# Homework 4

* Assigned: 4/8 Fri
* Due: 4/22 Fri 10 AM
* Value: 3.75% of your grade
* **Remember: homeworks are to be completed individually**

In this part of the problem set, you will examine query plans that PostgreSQL uses to execute queries, and try to understand
why it produces the plan it does for a certain query. The data set you will use has the same schema as the `iowa` dataset in HW3.

**NOTE: The iowa table is fairly large with lots of rows, so please try not to run too many generic queries like “SELECT * FROM iowa”. They take a long time to execute, and slow down the database for everyone else. Please see Jupyter notification for shutting down queries.**   

**EXPLAINs are fine since they don't actually execute the queries.
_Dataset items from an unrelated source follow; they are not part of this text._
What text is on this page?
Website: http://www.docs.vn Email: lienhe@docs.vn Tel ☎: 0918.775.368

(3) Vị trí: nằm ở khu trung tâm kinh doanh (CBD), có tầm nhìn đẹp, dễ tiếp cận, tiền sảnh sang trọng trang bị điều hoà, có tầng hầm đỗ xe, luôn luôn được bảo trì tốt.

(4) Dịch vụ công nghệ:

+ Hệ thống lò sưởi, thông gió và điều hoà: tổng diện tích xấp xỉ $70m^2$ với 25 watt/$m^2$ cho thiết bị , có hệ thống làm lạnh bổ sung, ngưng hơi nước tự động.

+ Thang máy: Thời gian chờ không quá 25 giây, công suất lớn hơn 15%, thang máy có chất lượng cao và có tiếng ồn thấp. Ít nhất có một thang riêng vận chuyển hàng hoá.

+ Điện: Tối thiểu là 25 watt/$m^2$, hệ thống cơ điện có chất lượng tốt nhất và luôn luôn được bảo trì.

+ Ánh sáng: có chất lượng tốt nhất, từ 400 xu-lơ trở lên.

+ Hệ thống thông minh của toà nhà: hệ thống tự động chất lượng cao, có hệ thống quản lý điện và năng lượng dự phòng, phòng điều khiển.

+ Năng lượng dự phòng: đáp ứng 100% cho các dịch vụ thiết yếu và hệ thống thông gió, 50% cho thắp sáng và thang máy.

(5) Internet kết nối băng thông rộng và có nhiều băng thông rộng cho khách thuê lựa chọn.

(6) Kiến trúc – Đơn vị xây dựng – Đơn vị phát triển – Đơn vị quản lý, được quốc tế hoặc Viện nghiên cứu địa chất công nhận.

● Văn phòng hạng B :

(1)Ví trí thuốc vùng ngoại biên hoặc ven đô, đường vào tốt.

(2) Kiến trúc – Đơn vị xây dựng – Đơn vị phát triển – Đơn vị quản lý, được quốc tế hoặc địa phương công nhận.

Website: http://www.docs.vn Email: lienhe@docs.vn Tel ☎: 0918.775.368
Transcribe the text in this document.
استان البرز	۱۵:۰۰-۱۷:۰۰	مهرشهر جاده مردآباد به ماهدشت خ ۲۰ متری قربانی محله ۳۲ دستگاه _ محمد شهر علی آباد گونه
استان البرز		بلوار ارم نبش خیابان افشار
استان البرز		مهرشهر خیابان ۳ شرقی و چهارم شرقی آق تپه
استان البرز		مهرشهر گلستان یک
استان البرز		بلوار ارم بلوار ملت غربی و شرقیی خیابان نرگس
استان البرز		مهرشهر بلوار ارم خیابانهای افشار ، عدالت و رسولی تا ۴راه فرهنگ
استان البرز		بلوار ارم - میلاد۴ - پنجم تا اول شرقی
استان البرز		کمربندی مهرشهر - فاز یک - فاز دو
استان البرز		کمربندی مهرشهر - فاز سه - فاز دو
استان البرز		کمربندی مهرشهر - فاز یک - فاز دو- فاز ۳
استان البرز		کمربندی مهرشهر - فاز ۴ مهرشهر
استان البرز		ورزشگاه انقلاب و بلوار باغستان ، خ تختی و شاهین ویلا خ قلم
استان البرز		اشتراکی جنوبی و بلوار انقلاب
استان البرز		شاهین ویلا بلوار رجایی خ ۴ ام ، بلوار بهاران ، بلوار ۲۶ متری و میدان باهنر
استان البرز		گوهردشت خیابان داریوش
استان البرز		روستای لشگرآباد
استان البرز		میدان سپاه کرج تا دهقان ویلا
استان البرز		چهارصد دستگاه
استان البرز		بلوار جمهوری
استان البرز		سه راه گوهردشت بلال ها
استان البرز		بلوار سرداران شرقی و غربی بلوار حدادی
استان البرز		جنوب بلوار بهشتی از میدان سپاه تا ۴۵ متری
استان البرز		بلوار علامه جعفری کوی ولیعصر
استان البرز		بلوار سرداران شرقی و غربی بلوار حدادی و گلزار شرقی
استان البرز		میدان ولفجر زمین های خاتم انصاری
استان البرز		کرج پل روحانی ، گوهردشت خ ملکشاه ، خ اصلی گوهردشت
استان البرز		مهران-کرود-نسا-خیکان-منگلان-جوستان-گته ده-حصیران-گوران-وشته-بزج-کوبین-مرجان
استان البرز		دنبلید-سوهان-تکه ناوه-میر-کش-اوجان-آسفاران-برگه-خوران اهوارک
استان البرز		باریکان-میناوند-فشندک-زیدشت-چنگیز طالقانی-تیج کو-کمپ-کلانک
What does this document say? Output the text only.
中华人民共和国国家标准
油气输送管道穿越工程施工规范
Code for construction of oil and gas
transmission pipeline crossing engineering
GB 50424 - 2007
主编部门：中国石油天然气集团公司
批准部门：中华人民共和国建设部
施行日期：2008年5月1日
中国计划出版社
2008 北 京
When running a query, always use LIMIT clauses and/or selection filters to reduce the number of rows produced.**

### Jupyter Notes: _Read these carefully_

* You **may** create new IPython notebook cells to use for e.g. testing, debugging, exploring, etc.- this is encouraged in fact!- **just make sure that you run the final cell to submit your results**
  * you can press shift+enter to execute to code in the cell that your cursor is in.
* When you see `In [*]:` to the left of the cell you are executing, this means that the code / query is _running_. Please wait for the execution to complete
    * **If the cell is hanging- i.e. running for too long: you can restart the kernel**
    * To restart kernel using the menu bar: "Kernel >> Restart >> Clear all outputs & restart"), then re-execute cells from the top
* _Have fun!_

### Before Starting
**Please run the following cells to allow COMPLETE output for EXPLAIN query, and connect to db**

In [1]:
!pip3 install sqlalchemy # ORM for databases
!pip3 install ipython-sql # SQL magic function



In [2]:
%load_ext sql

In [3]:
%sql postgresql://student:w4111student@w4111.cisxo09blonu.us-east-1.rds.amazonaws.com/w4111

  """)


'Connected: student@w4111'

In Part II, we have provided you with the following indexes:

    Indexes:
      "iowa_cat_btree" btree (category)
      "iowa_date" btree (date)
      "iowa_dt_store_item_vendor_tree" btree (date, store, item, vendor)
      "iowa_store_hash" hash (store)
      "iowa_store_item_vendor_dt_tree" btree (store, item, vendor, date)
      "iowa_store_tree" btree (store)
      "iowa_vendor_hash" hash (vendor)
      "iowa_vendor_tree" btree (vendor)
      "iowa_zip_hash" hash (zipcode)
      "iowa_zip_tree" btree (zipcode)

You can view the indexes of iowa using the following commands:

In [4]:
%%sql
select *
from pg_indexes
where schemaname='public' and tablename='iowa';

 * postgresql://student:***@w4111.cisxo09blonu.us-east-1.rds.amazonaws.com/w4111
10 rows affected.


schemaname,tablename,indexname,tablespace,indexdef
public,iowa,iowa_zip_tree,,CREATE INDEX iowa_zip_tree ON public.iowa USING btree (zipcode)
public,iowa,iowa_zip_hash,,CREATE INDEX iowa_zip_hash ON public.iowa USING hash (zipcode)
public,iowa,iowa_vendor_tree,,CREATE INDEX iowa_vendor_tree ON public.iowa USING btree (vendor_no)
public,iowa,iowa_vendor_hash,,CREATE INDEX iowa_vendor_hash ON public.iowa USING hash (vendor_no)
public,iowa,iowa_store_item_vendor_dt_tree,,"CREATE INDEX iowa_store_item_vendor_dt_tree ON public.iowa USING btree (store, itemno, vendor_no, date)"
public,iowa,iowa_dt_store_item_vendor,,"CREATE INDEX iowa_dt_store_item_vendor ON public.iowa USING btree (date, store, itemno, vendor_no)"
public,iowa,iowa_store_tree,,CREATE INDEX iowa_store_tree ON public.iowa USING btree (store)
public,iowa,iowa_store_hash,,CREATE INDEX iowa_store_hash ON public.iowa USING hash (store)
public,iowa,iowa_date,,CREATE INDEX iowa_date ON public.iowa USING btree (date)
public,iowa,iowa_cat_btree,,CREATE INDEX iowa_cat_btree ON public.iowa USING btree (category)


### A Quick Example

To understand what query plan is being used, PostgreSQL includes the `EXPLAIN` command. 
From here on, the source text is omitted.